C'era una volta la maglietta della salute, ora c'è quella tecnologica, ribattezzata "Helmo" dall'azienda che la produce, la Xeos.it di Roncadelle. L'Unione Europea ci ha messo gli occhi (e i soldi) e squadre sportive di fama nazionale l'hanno già ordinata.
"Helmo" ha infatti ottenuto nei giorni scorsi la prima validazione della commissione esaminatrice di Horizon 2020, programma europeo per la ricerca e l'innovazione, aggiudicandosi un contributo di 50 mila euro, che potrebbe raggiungere i 5 milioni a fondo perduto nei prossimi anni se il prodotto sarà all'altezza delle aspettative.
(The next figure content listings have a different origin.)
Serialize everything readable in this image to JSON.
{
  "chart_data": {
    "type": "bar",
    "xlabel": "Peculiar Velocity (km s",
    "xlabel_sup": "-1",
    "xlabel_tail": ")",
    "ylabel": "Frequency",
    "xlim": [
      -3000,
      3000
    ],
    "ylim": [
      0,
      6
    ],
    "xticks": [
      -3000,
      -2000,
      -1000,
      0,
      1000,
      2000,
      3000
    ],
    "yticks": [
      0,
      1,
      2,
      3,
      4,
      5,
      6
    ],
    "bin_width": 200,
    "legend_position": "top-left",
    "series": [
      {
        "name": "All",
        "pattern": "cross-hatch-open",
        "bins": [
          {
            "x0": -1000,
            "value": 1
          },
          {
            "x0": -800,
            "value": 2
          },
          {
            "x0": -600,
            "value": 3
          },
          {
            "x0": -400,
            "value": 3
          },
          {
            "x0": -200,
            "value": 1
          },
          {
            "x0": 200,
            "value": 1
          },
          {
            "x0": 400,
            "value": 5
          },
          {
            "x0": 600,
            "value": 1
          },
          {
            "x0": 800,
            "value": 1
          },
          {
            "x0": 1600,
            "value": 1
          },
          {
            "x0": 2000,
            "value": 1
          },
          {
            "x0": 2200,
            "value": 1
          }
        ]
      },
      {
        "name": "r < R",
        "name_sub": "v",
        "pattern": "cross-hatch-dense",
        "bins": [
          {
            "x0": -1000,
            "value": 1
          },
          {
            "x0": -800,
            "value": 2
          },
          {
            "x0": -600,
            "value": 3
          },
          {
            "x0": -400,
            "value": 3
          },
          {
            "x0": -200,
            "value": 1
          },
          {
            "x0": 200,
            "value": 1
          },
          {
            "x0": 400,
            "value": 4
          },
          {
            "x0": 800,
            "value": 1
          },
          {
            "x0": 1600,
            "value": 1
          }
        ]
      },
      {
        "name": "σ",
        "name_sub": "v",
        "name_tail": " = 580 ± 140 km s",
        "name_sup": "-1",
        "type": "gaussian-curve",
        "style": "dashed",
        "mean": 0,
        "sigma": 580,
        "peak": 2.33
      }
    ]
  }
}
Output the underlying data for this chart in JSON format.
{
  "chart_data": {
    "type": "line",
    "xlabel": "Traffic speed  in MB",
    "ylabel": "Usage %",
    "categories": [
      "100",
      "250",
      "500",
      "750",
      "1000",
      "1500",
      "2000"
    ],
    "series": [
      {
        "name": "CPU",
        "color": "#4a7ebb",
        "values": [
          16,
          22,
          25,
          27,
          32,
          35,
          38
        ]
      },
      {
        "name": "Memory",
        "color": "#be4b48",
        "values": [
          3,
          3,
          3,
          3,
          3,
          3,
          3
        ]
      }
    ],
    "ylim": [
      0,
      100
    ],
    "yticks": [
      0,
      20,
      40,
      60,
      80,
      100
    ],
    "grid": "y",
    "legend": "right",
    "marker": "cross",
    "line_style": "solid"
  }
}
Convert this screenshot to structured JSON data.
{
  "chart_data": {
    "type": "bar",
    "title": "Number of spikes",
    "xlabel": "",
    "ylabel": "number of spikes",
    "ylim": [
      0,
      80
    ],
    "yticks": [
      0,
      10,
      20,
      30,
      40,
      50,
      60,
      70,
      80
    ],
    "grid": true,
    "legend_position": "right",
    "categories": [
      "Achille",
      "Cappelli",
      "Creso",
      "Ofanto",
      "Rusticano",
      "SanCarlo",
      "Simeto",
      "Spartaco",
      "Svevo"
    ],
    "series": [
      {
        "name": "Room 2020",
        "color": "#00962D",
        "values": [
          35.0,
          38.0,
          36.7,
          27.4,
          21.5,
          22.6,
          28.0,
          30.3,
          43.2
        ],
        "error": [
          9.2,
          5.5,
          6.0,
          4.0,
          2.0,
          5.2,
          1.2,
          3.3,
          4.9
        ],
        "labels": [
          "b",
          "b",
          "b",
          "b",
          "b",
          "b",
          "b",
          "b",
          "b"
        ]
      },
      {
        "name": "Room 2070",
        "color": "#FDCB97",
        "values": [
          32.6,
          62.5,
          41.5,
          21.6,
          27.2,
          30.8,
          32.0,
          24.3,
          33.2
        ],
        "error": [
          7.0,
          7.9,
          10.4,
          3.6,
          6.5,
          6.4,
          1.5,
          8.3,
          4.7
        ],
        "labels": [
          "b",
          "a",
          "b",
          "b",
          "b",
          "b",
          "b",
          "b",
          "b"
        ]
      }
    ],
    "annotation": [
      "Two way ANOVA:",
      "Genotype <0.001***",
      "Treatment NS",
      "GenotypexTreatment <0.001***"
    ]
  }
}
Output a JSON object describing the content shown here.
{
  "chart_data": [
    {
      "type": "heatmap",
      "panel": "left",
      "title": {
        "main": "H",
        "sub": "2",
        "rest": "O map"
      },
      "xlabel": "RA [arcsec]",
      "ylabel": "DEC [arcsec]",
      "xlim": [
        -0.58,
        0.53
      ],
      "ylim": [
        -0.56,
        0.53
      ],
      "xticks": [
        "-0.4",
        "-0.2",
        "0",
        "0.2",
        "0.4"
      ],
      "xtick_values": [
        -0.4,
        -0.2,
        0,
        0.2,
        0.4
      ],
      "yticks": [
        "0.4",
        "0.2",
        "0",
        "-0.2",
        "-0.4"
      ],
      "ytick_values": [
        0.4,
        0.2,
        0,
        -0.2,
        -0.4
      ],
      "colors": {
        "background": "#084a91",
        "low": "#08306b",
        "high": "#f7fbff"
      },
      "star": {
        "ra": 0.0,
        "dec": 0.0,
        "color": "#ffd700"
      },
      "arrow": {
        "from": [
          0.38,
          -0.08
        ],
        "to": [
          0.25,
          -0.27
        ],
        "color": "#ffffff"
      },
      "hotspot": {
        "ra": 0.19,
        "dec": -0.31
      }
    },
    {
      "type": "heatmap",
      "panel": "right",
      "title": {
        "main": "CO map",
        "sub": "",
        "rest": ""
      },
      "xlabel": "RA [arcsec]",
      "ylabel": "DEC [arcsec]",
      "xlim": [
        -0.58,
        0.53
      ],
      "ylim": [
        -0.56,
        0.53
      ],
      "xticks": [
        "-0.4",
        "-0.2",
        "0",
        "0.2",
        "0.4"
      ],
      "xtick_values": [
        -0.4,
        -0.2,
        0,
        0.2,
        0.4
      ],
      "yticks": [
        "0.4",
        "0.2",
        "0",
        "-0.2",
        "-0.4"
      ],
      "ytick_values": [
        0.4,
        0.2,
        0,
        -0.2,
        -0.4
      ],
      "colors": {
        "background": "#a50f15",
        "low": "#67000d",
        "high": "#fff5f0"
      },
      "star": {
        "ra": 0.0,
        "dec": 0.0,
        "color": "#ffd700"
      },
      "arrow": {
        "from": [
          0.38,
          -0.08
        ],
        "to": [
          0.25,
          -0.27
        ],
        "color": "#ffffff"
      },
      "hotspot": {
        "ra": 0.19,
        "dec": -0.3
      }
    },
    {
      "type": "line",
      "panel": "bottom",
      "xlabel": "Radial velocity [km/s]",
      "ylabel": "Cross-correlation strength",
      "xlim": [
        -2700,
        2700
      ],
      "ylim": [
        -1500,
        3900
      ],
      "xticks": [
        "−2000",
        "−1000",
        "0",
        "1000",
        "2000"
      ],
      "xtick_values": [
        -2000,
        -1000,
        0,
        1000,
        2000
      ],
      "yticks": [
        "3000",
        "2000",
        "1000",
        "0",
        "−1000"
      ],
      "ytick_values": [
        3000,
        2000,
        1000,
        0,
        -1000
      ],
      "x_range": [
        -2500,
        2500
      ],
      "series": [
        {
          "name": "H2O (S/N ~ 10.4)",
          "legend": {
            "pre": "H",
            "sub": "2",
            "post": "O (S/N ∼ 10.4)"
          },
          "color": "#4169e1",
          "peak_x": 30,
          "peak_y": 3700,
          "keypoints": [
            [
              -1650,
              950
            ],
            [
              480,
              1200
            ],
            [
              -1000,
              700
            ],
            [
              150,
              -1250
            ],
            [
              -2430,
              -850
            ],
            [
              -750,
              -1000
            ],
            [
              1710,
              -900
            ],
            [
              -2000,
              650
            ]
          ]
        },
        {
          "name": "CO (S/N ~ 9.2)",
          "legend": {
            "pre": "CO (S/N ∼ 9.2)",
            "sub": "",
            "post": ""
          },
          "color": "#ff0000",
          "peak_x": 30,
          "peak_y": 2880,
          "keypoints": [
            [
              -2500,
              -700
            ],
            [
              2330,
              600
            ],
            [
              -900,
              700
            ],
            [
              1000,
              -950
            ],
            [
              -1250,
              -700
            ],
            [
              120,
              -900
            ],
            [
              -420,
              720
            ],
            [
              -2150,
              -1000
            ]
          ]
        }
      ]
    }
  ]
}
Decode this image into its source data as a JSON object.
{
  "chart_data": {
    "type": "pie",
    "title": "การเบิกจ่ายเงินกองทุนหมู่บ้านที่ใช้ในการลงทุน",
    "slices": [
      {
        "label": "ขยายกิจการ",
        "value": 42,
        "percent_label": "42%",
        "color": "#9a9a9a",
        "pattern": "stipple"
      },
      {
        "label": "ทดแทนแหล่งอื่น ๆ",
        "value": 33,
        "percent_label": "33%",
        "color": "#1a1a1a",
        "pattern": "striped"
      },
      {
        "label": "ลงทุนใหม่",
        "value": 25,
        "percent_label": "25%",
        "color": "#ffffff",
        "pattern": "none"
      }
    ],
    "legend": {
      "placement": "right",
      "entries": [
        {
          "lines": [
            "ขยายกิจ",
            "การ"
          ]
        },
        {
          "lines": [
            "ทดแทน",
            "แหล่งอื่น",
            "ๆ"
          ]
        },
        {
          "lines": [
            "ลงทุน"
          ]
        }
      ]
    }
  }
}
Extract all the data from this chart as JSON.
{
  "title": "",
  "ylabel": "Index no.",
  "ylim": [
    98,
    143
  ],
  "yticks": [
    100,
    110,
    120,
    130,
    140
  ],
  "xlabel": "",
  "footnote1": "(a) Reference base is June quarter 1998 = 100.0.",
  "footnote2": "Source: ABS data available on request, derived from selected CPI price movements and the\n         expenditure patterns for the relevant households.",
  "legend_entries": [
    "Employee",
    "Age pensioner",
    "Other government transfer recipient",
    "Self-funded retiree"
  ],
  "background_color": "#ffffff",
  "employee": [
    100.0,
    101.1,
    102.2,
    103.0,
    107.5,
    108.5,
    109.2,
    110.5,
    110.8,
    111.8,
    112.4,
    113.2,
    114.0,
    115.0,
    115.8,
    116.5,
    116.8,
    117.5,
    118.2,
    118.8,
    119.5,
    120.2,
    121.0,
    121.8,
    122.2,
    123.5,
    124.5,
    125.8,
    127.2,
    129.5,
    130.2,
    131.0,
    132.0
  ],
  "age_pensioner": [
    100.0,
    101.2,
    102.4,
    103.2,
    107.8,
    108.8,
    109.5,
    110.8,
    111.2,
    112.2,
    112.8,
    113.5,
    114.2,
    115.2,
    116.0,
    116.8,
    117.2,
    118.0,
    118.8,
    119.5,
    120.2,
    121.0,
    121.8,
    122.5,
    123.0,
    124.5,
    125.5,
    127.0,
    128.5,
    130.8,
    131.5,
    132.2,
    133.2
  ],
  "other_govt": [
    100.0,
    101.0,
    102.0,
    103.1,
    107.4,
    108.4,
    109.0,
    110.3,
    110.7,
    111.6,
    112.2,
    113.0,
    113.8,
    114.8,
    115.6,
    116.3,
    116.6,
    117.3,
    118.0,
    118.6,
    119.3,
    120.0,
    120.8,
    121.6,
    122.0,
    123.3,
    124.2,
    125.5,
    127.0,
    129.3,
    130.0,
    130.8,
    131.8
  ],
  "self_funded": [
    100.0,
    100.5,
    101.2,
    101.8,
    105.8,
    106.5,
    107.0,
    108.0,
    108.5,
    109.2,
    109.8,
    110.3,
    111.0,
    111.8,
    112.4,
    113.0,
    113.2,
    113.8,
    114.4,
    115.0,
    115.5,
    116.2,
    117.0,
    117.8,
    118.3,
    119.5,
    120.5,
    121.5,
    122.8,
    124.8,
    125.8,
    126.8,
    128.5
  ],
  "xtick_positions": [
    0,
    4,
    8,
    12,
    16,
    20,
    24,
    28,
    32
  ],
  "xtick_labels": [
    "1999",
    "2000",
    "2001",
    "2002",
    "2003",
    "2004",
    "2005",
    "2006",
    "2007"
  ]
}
Sulla partita finanziamenti UE, l’azienda è seguita dalla Europartner Finance ieri rappresentata da Camillo Zola.
Al momento la Xeos.it dispone di alcuni prototipi, realizzati con speciali fibre sintetiche molto resistenti e conduttive che trasmettono i parametri vitali ad un dispositivo elettronico e poi ad un software che li analizza.
«E’ una tecnologia che permette di monitorare a distanza, 24 ore su 24 e in maniera non invasiva i parametri vitali - chiarisce il responsabile della progettazione di Helmo Paolo Torchitti -. L'applicazione non si limita a misurare le prestazioni sportive, ma si estende a tutta la sfera della salute pubblica, in particolare dei soggetti a rischio».
Uno strumento ideale per monitorare chi è appena stato dimesso da un ospedale dopo un problema cardiologico acuto, per esempio, o per controllare a distanza persone affette da disturbi di tipo neurologico. «Tra le funzioni attivabili il rilevatore di equilibrio - continua Torchitti - che segnala una caduta in un paziente anziano e allerta i soccorsi». Fino a 10 i parametri che la maglietta potrà sorvegliare, compresa la glicemia.
«A giorni formalizzeremo l'accordo con l'azienda X-Tech di Paitone che già ci ha fornito le magliette per i prototipi - conclude Boldi -. Il prodotto sarà quindi tutto made in Brescia.